それでは、具体的な計算例を交えて見ていきましょう。
■保管内容
1期ごとの保管単価が100円の場合
・1期の繰越在庫数は10、出庫数は5
・2期の入庫数は15
・3期の入庫数は20、出庫数は30
■保管料の計算式
・1期:10×100 = 1,000円
・2期:20×100 = 2,000円
・3期:40×100 = 4,000円
保管料は、3期目の入庫前に出庫があった場合、倉庫に同時にあった在庫は最大20個となりますが、計算式では40として計算することがポイントです。
三期制のメリット・デメリット
二期制や一期制という保管料の計算方法もある中、多くの倉庫で「三期制」が導入されるのはどうしてなのでしょうか。続いては、三期制のメリット・デメリットについて解説していきます。
三期制のメリット
三期制のメリットは、変動する在庫量に応じて保管料を支払える点です。多くの場合、時期によって在庫の動きが異なるため、在庫が動いた分だけ料金が発生する「変動費」とすることができます。「坪建て」のように保管料が固定されていないため、在庫の入出庫が少ない期間は、保管料を抑えることが可能です。
三期制のデメリット
デメリットは、どのタイミングで入庫しても1期分として同じ請求額になる点です。例えば、1月9日に入庫を開始しても、1期分の料金を支払わなくてはなりませんし、コスト削減のため、入庫を2期にずらせば、出庫が遅れることになります。EC事業では、いかに早く商品をユーザーに届けるかが重要となるため、配送に時間がかかれば機会損失も考えられます。また、入出庫の頻度によって保管料が算出されるため、在庫が動く頻度が高ければ割高になってしまうケースもあります。
入出庫の頻度が高い場合は、入庫数や在庫数の影響を受けない「坪数×坪単価」の利用方法を検討してみることがおすすめです。
失敗しない物流倉庫選びのポイント
保管料をはじめ、無駄な物流コストをかけないためにも、物流会社の選定はとても重要です。続いては、自社に合った物流会社を選ぶ際のポイントについて解説します。
保管料だけで選ばない
ここまで、保管料について解説してきましたが、保管料の安さを基準に物流倉庫を選ぶのはリスクが高いと言えます。

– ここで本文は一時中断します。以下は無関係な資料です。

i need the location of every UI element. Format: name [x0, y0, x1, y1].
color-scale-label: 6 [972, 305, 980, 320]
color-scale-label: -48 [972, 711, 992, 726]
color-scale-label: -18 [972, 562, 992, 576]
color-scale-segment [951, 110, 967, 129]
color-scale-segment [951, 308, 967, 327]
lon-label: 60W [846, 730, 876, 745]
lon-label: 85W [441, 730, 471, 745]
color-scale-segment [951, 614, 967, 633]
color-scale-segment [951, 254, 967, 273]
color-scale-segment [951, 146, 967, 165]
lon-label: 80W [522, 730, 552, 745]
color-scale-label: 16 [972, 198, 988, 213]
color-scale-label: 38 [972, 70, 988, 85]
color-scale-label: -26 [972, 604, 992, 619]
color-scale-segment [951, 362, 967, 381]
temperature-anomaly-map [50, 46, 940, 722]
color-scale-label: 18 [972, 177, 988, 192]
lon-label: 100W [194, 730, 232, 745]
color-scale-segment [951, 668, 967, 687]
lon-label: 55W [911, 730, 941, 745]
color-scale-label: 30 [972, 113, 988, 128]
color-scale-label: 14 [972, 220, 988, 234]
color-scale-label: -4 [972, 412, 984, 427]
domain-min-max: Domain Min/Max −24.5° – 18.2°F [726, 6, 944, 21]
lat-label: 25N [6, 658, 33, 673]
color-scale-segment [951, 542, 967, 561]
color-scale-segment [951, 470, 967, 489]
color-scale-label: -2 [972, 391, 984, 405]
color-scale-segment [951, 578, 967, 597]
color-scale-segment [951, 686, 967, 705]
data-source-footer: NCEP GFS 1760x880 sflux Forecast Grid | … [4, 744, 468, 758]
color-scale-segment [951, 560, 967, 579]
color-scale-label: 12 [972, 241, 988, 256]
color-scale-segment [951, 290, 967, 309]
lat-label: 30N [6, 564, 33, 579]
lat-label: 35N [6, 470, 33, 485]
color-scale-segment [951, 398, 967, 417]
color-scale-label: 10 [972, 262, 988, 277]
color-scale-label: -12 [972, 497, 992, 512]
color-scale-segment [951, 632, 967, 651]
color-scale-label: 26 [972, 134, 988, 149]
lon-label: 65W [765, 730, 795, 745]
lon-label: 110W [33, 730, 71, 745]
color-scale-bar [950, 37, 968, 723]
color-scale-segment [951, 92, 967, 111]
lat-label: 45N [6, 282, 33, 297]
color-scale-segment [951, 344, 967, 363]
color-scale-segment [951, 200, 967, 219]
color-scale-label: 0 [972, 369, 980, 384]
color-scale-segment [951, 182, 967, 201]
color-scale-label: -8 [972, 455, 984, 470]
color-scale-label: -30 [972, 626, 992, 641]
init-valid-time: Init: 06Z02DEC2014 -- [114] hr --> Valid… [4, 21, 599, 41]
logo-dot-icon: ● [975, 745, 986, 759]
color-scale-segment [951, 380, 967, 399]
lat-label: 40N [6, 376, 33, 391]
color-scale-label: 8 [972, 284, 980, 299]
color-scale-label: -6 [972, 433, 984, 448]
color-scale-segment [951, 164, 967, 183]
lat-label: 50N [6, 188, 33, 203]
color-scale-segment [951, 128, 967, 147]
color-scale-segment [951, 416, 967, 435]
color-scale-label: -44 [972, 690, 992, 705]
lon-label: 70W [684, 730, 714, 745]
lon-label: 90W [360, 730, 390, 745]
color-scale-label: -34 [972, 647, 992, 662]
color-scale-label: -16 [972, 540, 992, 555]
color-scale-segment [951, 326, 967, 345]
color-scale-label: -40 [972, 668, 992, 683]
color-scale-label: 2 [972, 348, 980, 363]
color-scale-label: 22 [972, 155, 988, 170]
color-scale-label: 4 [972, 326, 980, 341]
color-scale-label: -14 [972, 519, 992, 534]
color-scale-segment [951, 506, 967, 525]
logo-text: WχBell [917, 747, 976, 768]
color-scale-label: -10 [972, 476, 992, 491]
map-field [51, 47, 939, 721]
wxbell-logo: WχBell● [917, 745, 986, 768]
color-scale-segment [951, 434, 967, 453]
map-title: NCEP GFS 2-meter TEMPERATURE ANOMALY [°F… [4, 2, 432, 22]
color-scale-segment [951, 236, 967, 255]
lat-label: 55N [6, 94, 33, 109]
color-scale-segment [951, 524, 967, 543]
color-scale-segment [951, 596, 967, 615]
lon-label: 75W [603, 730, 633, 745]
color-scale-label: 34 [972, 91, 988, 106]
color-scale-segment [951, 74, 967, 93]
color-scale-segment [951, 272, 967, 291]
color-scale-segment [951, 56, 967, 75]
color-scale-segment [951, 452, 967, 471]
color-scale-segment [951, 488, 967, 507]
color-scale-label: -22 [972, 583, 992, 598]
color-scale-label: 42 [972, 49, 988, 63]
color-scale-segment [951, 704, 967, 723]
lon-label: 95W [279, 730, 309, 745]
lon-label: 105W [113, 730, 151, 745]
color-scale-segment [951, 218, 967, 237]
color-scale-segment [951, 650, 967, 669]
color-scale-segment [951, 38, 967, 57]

なぜなら、EC事業として保管を委託する場合は、単に「保管」だけでなく入荷や入庫、棚入れのような業務が含まれているからです。
・検品
・セット組
・ピッキング
・流通加工
・梱包
・棚卸
上記のように、さまざまな業務が必要となるため、物流コストのトータルバランスを考えたうえで、委託先を検討することがポイントです。
スピーディに受発注が行えるか
先ほども述べたように、EC事業は素早い対応と正確性が業務に必要不可欠です。そのため、入庫から出庫までの作業スピードが速く、ミスが少ない物流会社として定評のある事業者を選びましょう。周囲の評判だけでなく実際に作業工程を見学し、預けたい商品と似た荷物を扱っているかを確認しておきましょう。
在庫量の変動に対応できるか
在庫の動きによって柔軟に対応できる物流倉庫を選定することがポイントです。
在庫の増減に対応できない物流倉庫であれば、今後自社で取り扱う商品を拡大する際に、
新たな保管倉庫を探さなくてはならない手間が増えます。また、反対に閑散期に固定費として保管料を支払っていた場合でも、準固定費として対応させることも可能ですので、在庫の変動に応じて柔軟に対応してくれる物流倉庫を選びましょう。
まとめ
今回は、倉庫保管料「三期制」について、概要や具体的な計算方法をご紹介しました。三期制は、1ヶ月を「1日〜10日」「11日〜20日」「21日〜末日」に分けて保管料金を計算するため、在庫の変動に応じたコスト管理を行うことができます。それぞれの保管料の算出方法を正しく理解して、自社に合った物流会社を選びましょう。